EMIR was introduced in the wake of the financial crisis to make financial markets safer and more stable. It aims to reduce risks to the financial system arising from derivatives transactions by increasing the transparency of the OTC derivatives market, where derivative contracts are not traded on an exchange but privately negotiated between two counterparties.
The changes aim to reduce costs and regulatory burdens without compromising financial stability, the Commission said.
The amendments cover streamlined reporting obligations, improvements to the quality of data reported to trade repositories, clearing obligations for non-financial and small financial counterparties and pension funds, central counterparty (CCP) transparency, risk mitigation for non-cleared OTC derivatives contracts, and the registration and supervision of trade repositories.
Transactions between a financial counterparty and a non-financial counterparty not subject to the clearing obligation will now be reported by the financial counterparty on behalf of both counterparties. This is to reduce the reporting burden for small non-financial counterparties, the Commission said.
Transactions between companies belonging to the same group, called 'intragroup transactions', where at least one of the two counterparties is a non-financial company will no longer have to be reported. These trades represent a relatively small proportion of all OTC derivative transactions and do not significantly contribute to systemic risk, it said.
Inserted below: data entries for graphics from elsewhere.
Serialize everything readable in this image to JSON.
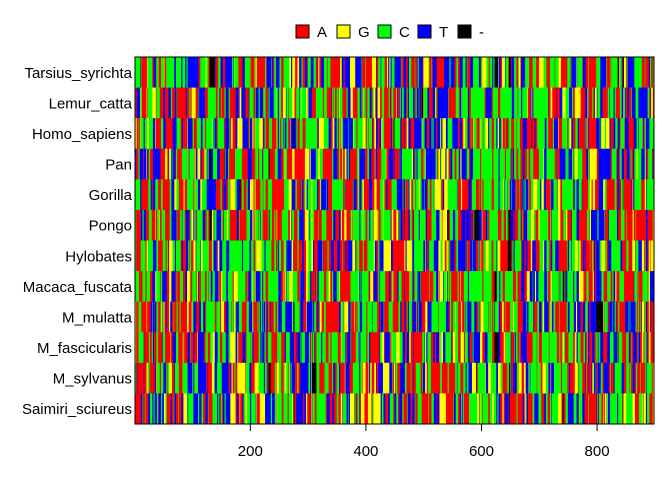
{
  "chart_data": {
    "type": "heatmap",
    "title": "",
    "xlabel": "",
    "ylabel": "",
    "xlim": [
      1,
      898
    ],
    "x_ticks": [
      200,
      400,
      600,
      800
    ],
    "x_tick_labels": [
      "200",
      "400",
      "600",
      "800"
    ],
    "rows": [
      "Tarsius_syrichta",
      "Lemur_catta",
      "Homo_sapiens",
      "Pan",
      "Gorilla",
      "Pongo",
      "Hylobates",
      "Macaca_fuscata",
      "M_mulatta",
      "M_fascicularis",
      "M_sylvanus",
      "Saimiri_sciureus"
    ],
    "sequence_length": 898,
    "legend": {
      "position": "top",
      "entries": [
        {
          "label": "A",
          "color": "#ff0000"
        },
        {
          "label": "G",
          "color": "#ffff00"
        },
        {
          "label": "C",
          "color": "#00ff00"
        },
        {
          "label": "T",
          "color": "#0000ff"
        },
        {
          "label": "-",
          "color": "#000000"
        }
      ]
    },
    "base_frequencies": {
      "A": 0.31,
      "G": 0.12,
      "C": 0.33,
      "T": 0.23,
      "-": 0.01
    },
    "grid": false
  }
}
Exchange-traded derivatives (ETDs) will be reported only by the CCP on behalf of both counterparties.
The amended regulations also clarify who has responsibility for reporting in certain specific circumstances, such as in derivative transactions involving a mutual fund or an alternative investment fund. In that situation the management company or manager will have to report the transaction, the Commission said.
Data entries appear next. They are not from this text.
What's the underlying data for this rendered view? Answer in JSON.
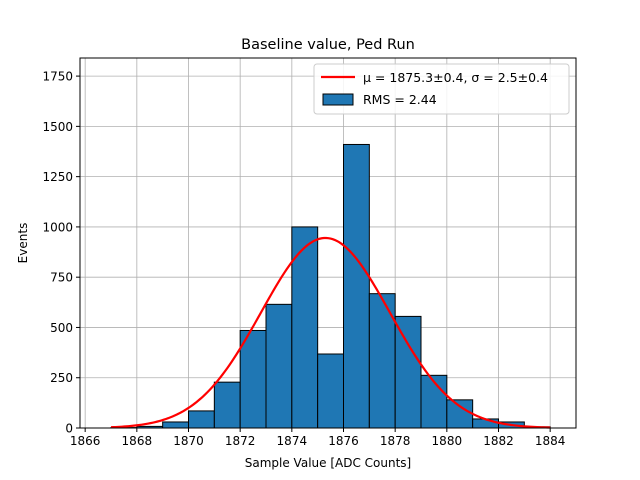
{
  "chart_data": {
    "type": "bar",
    "title": "Baseline value, Ped Run",
    "xlabel": "Sample Value [ADC Counts]",
    "ylabel": "Events",
    "xlim": [
      1865.8,
      1885.0
    ],
    "ylim": [
      0,
      1840
    ],
    "xticks": [
      1866,
      1868,
      1870,
      1872,
      1874,
      1876,
      1878,
      1880,
      1882,
      1884
    ],
    "yticks": [
      0,
      250,
      500,
      750,
      1000,
      1250,
      1500,
      1750
    ],
    "grid": true,
    "bin_edges": [
      1867,
      1868,
      1869,
      1870,
      1871,
      1872,
      1873,
      1874,
      1875,
      1876,
      1877,
      1878,
      1879,
      1880,
      1881,
      1882,
      1883,
      1884
    ],
    "values": [
      2,
      8,
      30,
      85,
      228,
      485,
      615,
      1000,
      368,
      1410,
      668,
      555,
      262,
      140,
      45,
      30,
      6
    ],
    "bar_color": "#1f77b4",
    "fit": {
      "mu": 1875.3,
      "sigma": 2.5,
      "amplitude": 945,
      "x_range": [
        1867,
        1884
      ],
      "color": "#ff0000"
    },
    "legend": {
      "position": "upper right",
      "fit_label": "μ = 1875.3±0.4, σ = 2.5±0.4",
      "hist_label": "RMS = 2.44"
    }
  }
}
Historic transactions that were entered into before the start of the reporting obligation on 12 February 2014 but were not still outstanding on that date will no longer need to be reported. Since many of these transactions are considered obsolete, this change will not have a significant impact on authorities' ability to monitor risk in the derivatives market, the Commission said.
Trade repositories will be required to put procedures in place to check the completeness and accuracy of the data reported to them. They will also have to establish procedures for cross-checking and comparing data with other trade repositories when the other counterparty reported their side of the transaction to a different trade repository, and for the transfer of data to another trade repository if a customer requests it.
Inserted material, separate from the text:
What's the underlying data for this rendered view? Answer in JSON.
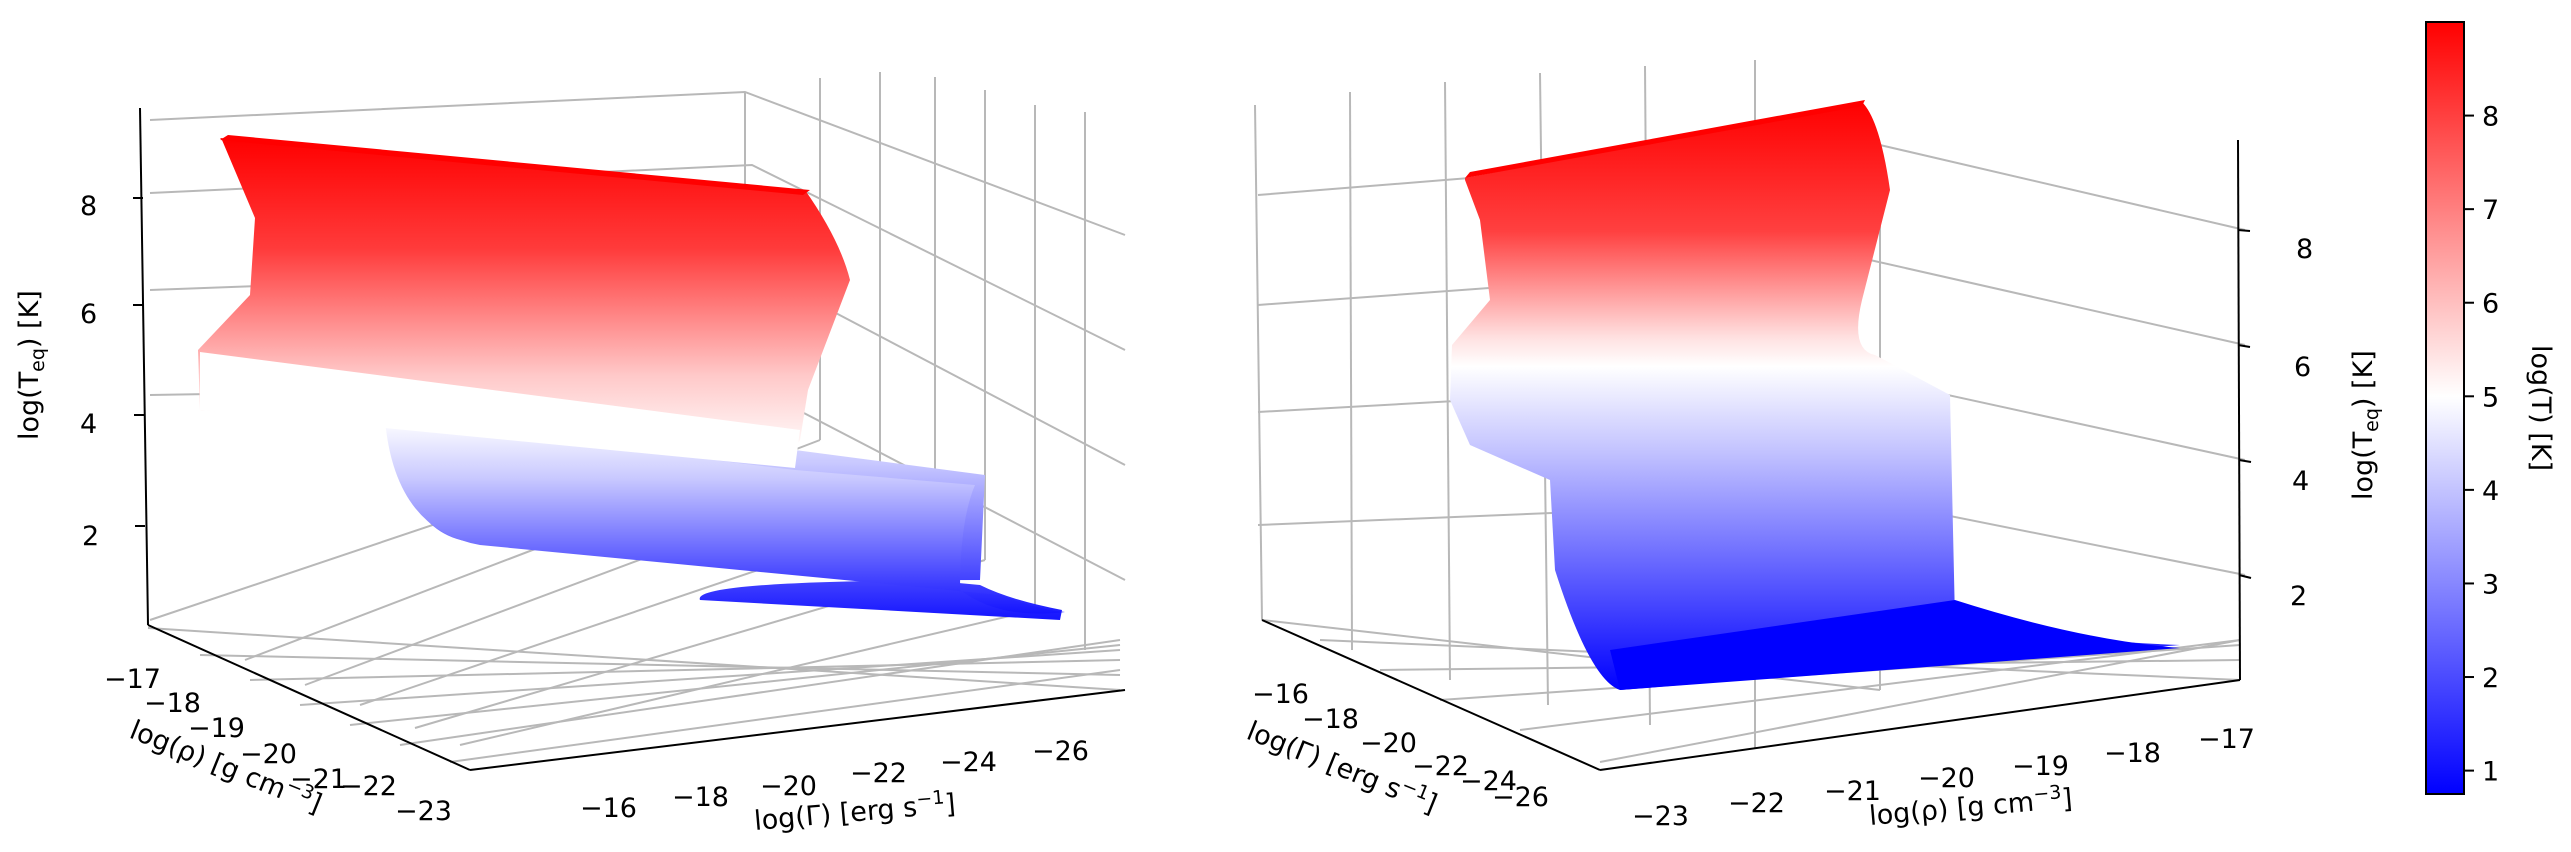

Under the current rules non-financial counterparties must clear all derivatives if they exceed the clearing threshold for one class of derivatives. The Commission has proposed that they should only have to clear the asset classes for which they have breached the clearing threshold.
The proposal also introduces a clearing threshold for small financial counterparties, such as small banks or funds, based on the volume of OTC derivatives transactions. While all financial counterparties are required to report and collateralise OTC derivative transactions, only counterparties exceeding that threshold would be required to clear centrally, the Commission said.
The proposals include a new three–year temporary exemption for pension funds from central clearing, to give the industry time to develop a solution that allows pension funds to participate in central clearing without "negatively impacting the revenues of future pensioners", the Commission said.
Jyrki Katainen, vice-president for jobs, growth, investment and competitiveness said: "Our aim is to simplify rules as well as to eliminate disproportionate costs and burdens to small companies in the financial sector, corporates and pension funds. The targeted changes will deliver real benefits for the industry, without endangering financial stability. Building on consultations with stakeholders, this is a prime example of better regulation."